Published
I'm failing in my final semester of nursing school. 1 pass/fail course, and I'm failing it. (Decided to remove the details of why for protection.)
It's my fault, but it still hurts to be mere weeks from graduation and dealing with this situation. The embarrassment of having to explain to family members and friends. My obvious absence at graduation. Being stuck in my current job with the mediocre pay for another 6 months.
The positives:
- I will get a chance to repeat the course I am failing, and will still be a graduate nurse soon.
- Now I get to graduate in the spring with the warm weather.
- My really good friend, who failed in our third semester, will be with me in the spring class.
- I will have the chance to retake a couple of courses for grade replacement to improve my GPA.
- The material from this semester, which I did struggle with, will be reviewed for me.
- More time to get my life in order, plan my upcoming wedding, and get my anxiety under control.
- I get to enjoy Christmas and the holidays without the threat of NCLEX over my head.
- I get one last college Spring Break, and maybe it will be the best one yet.
This is an obstacle I must overcome to get to my end goal. But it will not be a failure; it's a delay.
Please do not attack me or give me a lecture. I love nursing. I got careless, but I have learned my lesson. I only wish that my preceptor had been more amenable to my learning styles, and one of the things I hope to come out of my experience next semester will be a better fit during my preceptorship.
If you made it this far, thank you for letting me organize my thoughts and gather my emotions before I go into this meeting with my instructor.
Bravo!

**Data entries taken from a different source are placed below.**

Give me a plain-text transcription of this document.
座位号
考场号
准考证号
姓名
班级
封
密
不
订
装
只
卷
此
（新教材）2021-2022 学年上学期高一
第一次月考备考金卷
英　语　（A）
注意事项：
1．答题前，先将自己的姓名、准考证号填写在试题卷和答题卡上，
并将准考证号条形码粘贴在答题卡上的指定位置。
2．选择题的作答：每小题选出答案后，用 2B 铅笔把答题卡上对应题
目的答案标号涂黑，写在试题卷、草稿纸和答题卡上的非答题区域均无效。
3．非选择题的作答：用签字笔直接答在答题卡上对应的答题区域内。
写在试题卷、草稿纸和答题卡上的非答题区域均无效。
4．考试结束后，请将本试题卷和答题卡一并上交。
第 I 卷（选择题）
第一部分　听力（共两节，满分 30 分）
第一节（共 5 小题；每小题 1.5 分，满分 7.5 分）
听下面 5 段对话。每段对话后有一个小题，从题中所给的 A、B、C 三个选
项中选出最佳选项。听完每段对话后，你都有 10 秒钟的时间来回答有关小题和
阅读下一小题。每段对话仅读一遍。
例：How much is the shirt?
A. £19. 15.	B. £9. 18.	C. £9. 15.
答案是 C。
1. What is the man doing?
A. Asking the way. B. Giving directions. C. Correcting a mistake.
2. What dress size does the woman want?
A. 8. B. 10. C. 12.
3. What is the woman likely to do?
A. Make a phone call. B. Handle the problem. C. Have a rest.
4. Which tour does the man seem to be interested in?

Well done! There is a special place in everyone's heart for people who bounce back from adversity.
Thank you for sharing this wonderful story. There are so many of us who doubt and struggle. It's a noble and generous thing when someone comes back here and shares a happy ending.
Go and be the great nurse I know you are!
december: I only read your original post and your update. First, congratulations for your accomplishment! I'm sure, in a way, your accomplishment means much more to you now. And I commend you on the positive attitude you maintained in december, when you had your setback. The fact that you owned up to your failure is huge. As an instructor, I often hear of students blaming everyone else but themselves for their failures. It gets very old. I know, in some ways, the extra 5 months of school helped you to grow. Things happen for a reason, your life did not end, and now you're finished. Enjoy your accomplishment!
So proud of you! Congratulations! Good for you for not giving up and for still believing in yourself! So many people would have focused on it being unfair and not their fault, and probably have given up. It takes courage to admit your mistakes, it takes even more to learn from them and overcome them. You are now a nurse. Brava!
Congratulations! This made me shed a tear as I'm in this situation currently. I had to be failed in my clinical this semester for a mistake I made after making an A in lecture. They also waited about 3 weeks before passing down the judgement, which made it even worse. I've owned up to it and I'm coming to terms with the fact that I'm now behind all of my friends. This was so inspiring. Thank you!
I was scrolling thru threads here on AN and found yours...I am glad that I took the time to read it!
While I was reading posts from December, I kept wondering where you are at now. Low and behold, I got to your post about graduating!
Congrats! Your story is encouraging! You took something negative and turned it into a positive! You didn't blame anyone thru out the thread, you took total responsibility for what you did (i agree that waiting two weeks before being failed was wrong) and turned it into something positive.
You have a big 'pat on the back' from me!
Congrats again!
I am betting that you did something you weren't supposed to do, hence the tragic failure of class; I am glad that you still can graduate at all, b/c I know some idiots from my program who did something utterly idiotic and were never seen again. Hope all the nursing students stay away from doing stupid things... well if they are actually that stupid and left with no common sense, then maybe it's good they don't graduate. Study hard
mindlor
1,341 Posts
Yes!!! Way to stick with it!!!
I came within a micrometer of failing my all or nothing end of program class as well. They gave me one extra 12 hour shift that was summative and would be do or die.
As it turns out I did well and was passed but it was close......
So glad things have worked out for you!!!